How to Extract Domain from URL in Pandas
In this short guide, I'll show you how to extract domain from a URL column in Pandas DataFrame. You can also find how to extract netloc, schema, path, params. So at the end you will get:
['https://www.datascientyst.com/cheatsheet','https://www.softhints.com/python']
to:
0 (https, www.datascientyst.com, /cheatsheet, , , )
1 (https, www.softhints.com, /python, , , )
Name: urls, dtype: object
or extracting only domains:
0 www.datascientyst.com
1 www.softhints.com
Name: urls, dtype: object
Setup
Let's have DataFrame with URL column from which we will extract list of domains:
import pandas as pd
data = {'urls': ['https://www.datascientyst.com/cheatsheet','https://www.softhints.com/python']}
df = pd.DataFrame(data)
DataFrame looks like:
urls | |
---|---|
0 | https://www.datascientyst.com/cheatsheet |
1 | https://www.softhints.com/python |
Step 1: Extract domain from URL - urlparse
First way to extract domain from URL in Python is library - urlparse
:
from urllib.parse import urlparse
df['urls'].apply(urlparse)
This will extract all information as Series of tuples:
0 (https, www.datascientyst.com, /cheatsheet, , , )
1 (https, www.softhints.com, /python, , , )
Name: urls, dtype: object
To extract only the netloc or the domain we can use:
df['urls'].apply(lambda x: urlparse(x)[1])
extracted netloc-s from the URL column:
0 www.datascientyst.com
1 www.softhints.com
Name: urls, dtype: object
We can extract the full ParseResult from the urlparse library by:
df['paths'] = df['urls'].apply(lambda x: urlparse(x))
df['paths'].to_dict()
result is full URL information:
{0: ParseResult(scheme='https', netloc='www.datascientyst.com', path='/cheatsheet', params='', query='', fragment=''),
1: ParseResult(scheme='https', netloc='www.softhints.com', path='/python', params='', query='', fragment='')}
Step 2: Extract domain from URL - regex
We can use regular expression in order to extract patterns from the URL columns.
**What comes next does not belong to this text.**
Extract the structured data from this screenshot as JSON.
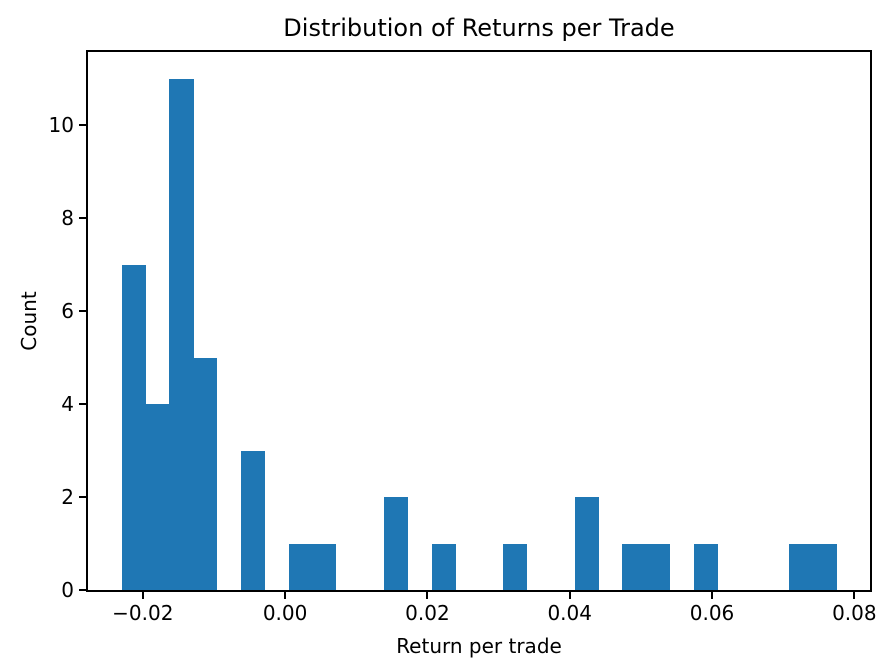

Pandas offers .str.extract
method:
df['urls'].str.extract(r'https://(.*)/')
would extract the domains plus the subdomains if any:
0 | |
---|---|
0 | www.datascientyst.com |
1 | www.softhints.com |
Or we can match up to symbol without extracting the symbol. In this case we will search for anything until we match char t
:
df['urls'].str.extract(r'(https.*)(?:t)').head()
result:
0 | |
---|---|
0 | https://www.datascientyst.com/cheatshee |
1 | https://www.softhints.com/py |
Conclusion
We saw two different ways how to parse URL information with Python and Pandas.
We can extract from Pandas DataFrame information like:
- scheme='https'
- netloc='www.datascientyst.com'
- path='/cheatsheet'
- params=''
- query=''
- fragment=''